# Engine oil black



## briber (Mar 12, 2009)

Hello,

Can anyone advise me please, I've taken on an X Trail, Sport dCi first reg 01/01/2004, bought from the main dealer, who signed the service book as having a Major service.

The day after I got it I checked the engine oil prior to going on a long trip, to find that the engine oil was black.

After my trip I returned to the dealer and asked if the engine oil had been changed. I was told by the service manager that all X Trails new engine oil will go black within minutes of it being started up.

This is something beyond me, all my other vehicles have been petrol and the oil when removed was as golden a colour as when it went in.

Any information would be appreciated.

Thanks,

briber


----------



## rogoman (Dec 16, 2004)

I would venture to say that the dealer is giving you a load of crap. Generally in a new oil change after running the motor for a few minutes, the oil will darken a bit but not be totally black.

It's possible that if the motor is loaded with sludge, it might exacerbate the darkening of the oil.


----------



## briber (Mar 12, 2009)

Thanks for that Rogoman, 

I'm afraid you have confirmed my suspicions. I will now have to take my car to an engineer who has done work for me so that I can have it properly assessed.

Regards,

briber


----------



## Xtrailguy (Mar 9, 2006)

There is no way 'new' engine oil would turn black that quick.
Even at 180,000km, my engine oil still has a gold colour to it 2k to 3k after an oil change.


----------



## briber (Mar 12, 2009)

Hello,

Having re checked my message I'm wondering if I was explicit enough about my X Trail being a diesel.

Have now checked with an engineer who has done work for me, he informs me that the diesel engine has so much carbon that the engine oil will go black within a very few miles. I'm much happier now that he has explained it.

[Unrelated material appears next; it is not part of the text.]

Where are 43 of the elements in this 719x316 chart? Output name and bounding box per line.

Thank you to all who have volunteered advice.

briber


----------



## catlitter00 (Apr 20, 2008)

briber said:


> Hello,
> 
> Can anyone advise me please, I've taken on an X Trail, Sport dCi first reg 01/01/2004, bought from the main dealer, who signed the service book as having a Major service.
> 
> ...


Your dealer id telling porkies! if they did the oil change they probably put shit oil in it, or they didn't change it...Your Xtrail should use Fully synthetic 5-30 engine oil. The garage will charge you £38 for 5 litres of the stuff but you can get the very same oil from Partco for a tad over £12......prime any new filter that you fit, it's drivers side behind plastic cover and easy to get at so not a problem.


----------



## briber (Mar 12, 2009)

Catlitter,

Thanks for that, will have to have a think 

briber


----------



## carbonr (Oct 19, 2009)

same problem. but i have a diesel engine then why is my oil still so dark black. the service person said maybe it wasnt changed properly on time so this time we wash the engine with cheap oil and then put the new oil. i have to do for my next change, could some one tell me is it problem?


----------



## mgfiest (Sep 13, 2009)

Yes, diesel oil does go black but I am still betting there is sludge in it... need to get it flushed... good mechanic can take the oil pan off... give it a good cleaning and then you are good to go... but that would be my last resort... do an engine flush...


----------